Les travaux menés depuis 15 ans, qui ont conduit à l’abaissement des seuils d’exposition, montrent que la pollution atmosphérique a des effets néfastes sur la santé à des concentrations bien plus faibles que ce qui avait été établi jusqu’alors. Ce message va dans le sens de l’action de l’Alliance qui encourage les collectivités à prendre des mesures pour lutter contre la pollution de fond, même lorsque celle-ci est située en dessous des seuils réglementaires. C’est en effet l’exposition chronique, au jour le jour, de l’organisme à la pollution de l’air qui le fragilise et entraîne de graves conséquences sur la santé et 40 000 décès en France rien que pour les particules fines.

Le seuil limite d’exposition au dioxyde d’azote a été divisé par 4, celui des PM2.5 par 2. Alors que la France est déjà sous contentieux de l’Union Européenne pour dépassement des seuils réglementaires – pourtant bien moins exigeants que les anciennes valeurs guides de l’OMS – nous avons conscience que les mesures pour protéger la santé des habitant·e·s doivent être renforcées. Des leviers existent pour réduire les émissions liées au trafic routier, au chauffage au bois, au secteur industriel et agricole.

Les nouvelles perspectives présentées par l’OMS sont ambitieuses, et nécessitent des politiques publiques à la hauteur des enjeux. Elles doivent être les boussoles de l’action publique. Plusieurs collectivités intégraient déjà les anciennes valeurs guides de l’OMS dans les documents de planification, nous souhaitons que la Commission Européenne prenne en compte ces nouvelles valeurs guides et s’en approche à l’occasion de la révision des seuils réglementaires.

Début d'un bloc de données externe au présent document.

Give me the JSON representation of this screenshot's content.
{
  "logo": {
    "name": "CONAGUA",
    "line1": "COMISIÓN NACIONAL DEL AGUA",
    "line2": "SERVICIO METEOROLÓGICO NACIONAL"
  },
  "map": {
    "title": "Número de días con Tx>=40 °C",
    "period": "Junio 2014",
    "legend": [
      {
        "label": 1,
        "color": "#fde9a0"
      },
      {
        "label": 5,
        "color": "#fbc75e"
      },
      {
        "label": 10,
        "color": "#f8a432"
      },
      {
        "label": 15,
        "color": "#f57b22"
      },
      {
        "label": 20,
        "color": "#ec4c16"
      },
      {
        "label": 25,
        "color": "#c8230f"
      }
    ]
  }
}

Nous avons conscience que la marche est haute, mais il en va de la santé et de la vie des habitant·e·s. Maintenant qu’il est acté que la pollution affecte la santé à des seuils bien plus faibles que ce que nous imaginions jusqu’ici, les moyens mis en œuvre pour réduire le trafic routier, développer les transports collectifs et actifs, remplacer les chauffages au bois, réorienter les pratiques agricoles doivent être multipliés.

« Principale menace environnementale pour la santé humaine », la pollution atmosphérique doit être identifiée comme enjeu prioritaire de santé publique. Chaque politique publique doit être analysée sous l’angle de la qualité de l’air. L’avenir des habitant·e·s et de nos territoires est entre nos mains.

L’Alliance et l’ensemble des membres de son réseau s’emploient à mettre en œuvre les mesures nécessaires pour face à cet enjeu majeur et appellent tous les territoires à se mobiliser en ce sens.